Microbial life is abundant in subseafloor sediment. Rates of respiration in subseafloor sediment appear to be very slow, but are generally poorly constrained. This thesis aims to address this problem by quantifying respiration rates in subseafloor sediment at sites across the globe and determining geographic patterns of depth-integrated respiration rates and average per-cell respiration rates. First, we compiled pore water profiles and descriptive data from scientific coring and drilling sediment cores deposited in publicly accessible databases. Using these profiles, we quantified the global distribution of net respiration rates in subseafloor sediment (>1.5 meters below seafloor) using (i) a reaction-transport algorithm, (ii) sediment physical properties, and dissolved oxygen, sulfate, and inorganic carbon concentration data from interstitial waters of sediment cores, and (iii) correlations of net respiration rates to sedimentation rate and sea-surface chlorophyll-a concentration.

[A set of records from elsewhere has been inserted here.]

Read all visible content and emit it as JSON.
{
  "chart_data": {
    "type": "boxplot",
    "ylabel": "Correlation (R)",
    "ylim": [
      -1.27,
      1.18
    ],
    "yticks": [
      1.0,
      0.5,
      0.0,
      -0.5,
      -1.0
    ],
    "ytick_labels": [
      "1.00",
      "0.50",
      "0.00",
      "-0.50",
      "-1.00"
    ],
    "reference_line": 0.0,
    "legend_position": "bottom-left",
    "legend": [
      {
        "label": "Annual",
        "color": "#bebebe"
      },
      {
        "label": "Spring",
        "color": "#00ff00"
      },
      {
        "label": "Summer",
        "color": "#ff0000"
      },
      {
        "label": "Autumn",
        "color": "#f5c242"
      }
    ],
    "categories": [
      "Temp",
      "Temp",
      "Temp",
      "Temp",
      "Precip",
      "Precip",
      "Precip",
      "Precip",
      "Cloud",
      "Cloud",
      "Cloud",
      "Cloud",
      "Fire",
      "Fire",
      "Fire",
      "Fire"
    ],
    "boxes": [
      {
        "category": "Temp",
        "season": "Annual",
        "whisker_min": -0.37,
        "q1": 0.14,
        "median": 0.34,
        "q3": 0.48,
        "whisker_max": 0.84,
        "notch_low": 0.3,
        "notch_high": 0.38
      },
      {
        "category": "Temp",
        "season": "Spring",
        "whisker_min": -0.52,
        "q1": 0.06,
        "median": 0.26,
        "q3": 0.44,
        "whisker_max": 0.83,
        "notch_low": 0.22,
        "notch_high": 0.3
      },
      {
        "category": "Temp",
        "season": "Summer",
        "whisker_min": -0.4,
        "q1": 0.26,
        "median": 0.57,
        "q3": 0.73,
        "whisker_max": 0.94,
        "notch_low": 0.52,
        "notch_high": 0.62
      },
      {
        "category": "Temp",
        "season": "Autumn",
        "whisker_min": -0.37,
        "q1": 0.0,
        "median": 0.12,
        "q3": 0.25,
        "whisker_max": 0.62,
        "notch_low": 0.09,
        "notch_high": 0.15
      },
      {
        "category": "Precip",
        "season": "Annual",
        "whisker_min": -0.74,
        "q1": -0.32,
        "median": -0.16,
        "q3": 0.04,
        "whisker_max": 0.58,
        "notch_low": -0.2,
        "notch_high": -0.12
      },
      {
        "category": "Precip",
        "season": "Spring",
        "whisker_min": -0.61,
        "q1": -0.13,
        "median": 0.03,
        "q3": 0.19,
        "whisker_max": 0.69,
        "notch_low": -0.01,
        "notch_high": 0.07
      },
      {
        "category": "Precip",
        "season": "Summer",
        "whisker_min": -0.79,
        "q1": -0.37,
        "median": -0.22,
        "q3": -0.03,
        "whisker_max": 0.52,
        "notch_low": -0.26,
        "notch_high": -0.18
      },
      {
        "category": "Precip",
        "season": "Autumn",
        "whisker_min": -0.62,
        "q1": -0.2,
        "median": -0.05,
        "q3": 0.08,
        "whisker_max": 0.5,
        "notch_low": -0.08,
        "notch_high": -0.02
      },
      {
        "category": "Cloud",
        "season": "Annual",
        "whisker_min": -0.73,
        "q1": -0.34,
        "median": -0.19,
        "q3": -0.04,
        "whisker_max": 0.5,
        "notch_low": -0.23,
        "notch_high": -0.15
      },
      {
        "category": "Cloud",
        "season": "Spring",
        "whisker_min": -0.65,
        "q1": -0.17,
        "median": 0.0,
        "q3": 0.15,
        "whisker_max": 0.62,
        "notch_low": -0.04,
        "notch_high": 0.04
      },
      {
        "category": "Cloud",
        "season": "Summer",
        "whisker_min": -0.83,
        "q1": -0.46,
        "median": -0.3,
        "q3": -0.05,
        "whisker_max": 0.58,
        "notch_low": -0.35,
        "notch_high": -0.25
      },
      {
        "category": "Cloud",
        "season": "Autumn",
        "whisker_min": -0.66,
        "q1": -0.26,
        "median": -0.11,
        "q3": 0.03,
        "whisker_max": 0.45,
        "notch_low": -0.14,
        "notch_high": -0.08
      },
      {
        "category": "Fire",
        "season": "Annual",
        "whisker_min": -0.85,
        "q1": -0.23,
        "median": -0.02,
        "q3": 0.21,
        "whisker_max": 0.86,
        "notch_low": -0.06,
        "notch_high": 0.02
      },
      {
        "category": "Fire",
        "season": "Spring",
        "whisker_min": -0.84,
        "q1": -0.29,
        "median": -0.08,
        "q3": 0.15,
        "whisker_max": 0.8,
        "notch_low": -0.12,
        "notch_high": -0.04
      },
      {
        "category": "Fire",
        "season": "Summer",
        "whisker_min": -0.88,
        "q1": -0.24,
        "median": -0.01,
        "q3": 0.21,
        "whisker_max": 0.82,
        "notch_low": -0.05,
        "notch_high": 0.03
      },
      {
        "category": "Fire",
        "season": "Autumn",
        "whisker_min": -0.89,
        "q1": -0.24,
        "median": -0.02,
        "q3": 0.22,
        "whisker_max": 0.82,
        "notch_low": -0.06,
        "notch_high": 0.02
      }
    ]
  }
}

Our results indicate depth-integrated net global respiration in subseafloor sediment to be 2.6 x 1012 ± 0.25 x 1012 mol e-/yr. Comparison to the global rate of organic-matter burial in marine sediment indicates that most organic matter in subseafloor sediment (>1.5 mbsf) goes unconsumed. Respiration rates per unit area vary between abyssal regions, where aerobic respiration dominates and rates are lowest, and continental margin regions, where anaerobic respiration dominates and rates are generally higher. Regional areal net respiration can vary by as much as six orders of magnitude. Mean per-cell respiration rates are much slower in subseafloor sediment than in the ocean, although both environments have equivalent numbers of prokaryotic cells. Per-cell respiration rates in subseafloor sediment are generally higher in regions dominated by aerobic respiration than in regions of anaerobic respiration. When combined with a recent estimate of radiolytic chemical production in subseafloor sediment, the potential total respiration rate in the sediment increases to 1.3 x 1013 mol e-/yr, but is 10,000 times lower than the electron-equivalent rate of carbon fixation in the ocean. This work contributes to the growing collection of studies showing cells in subseafloor sediment live at rates much slower than those seen in the ocean and surface world.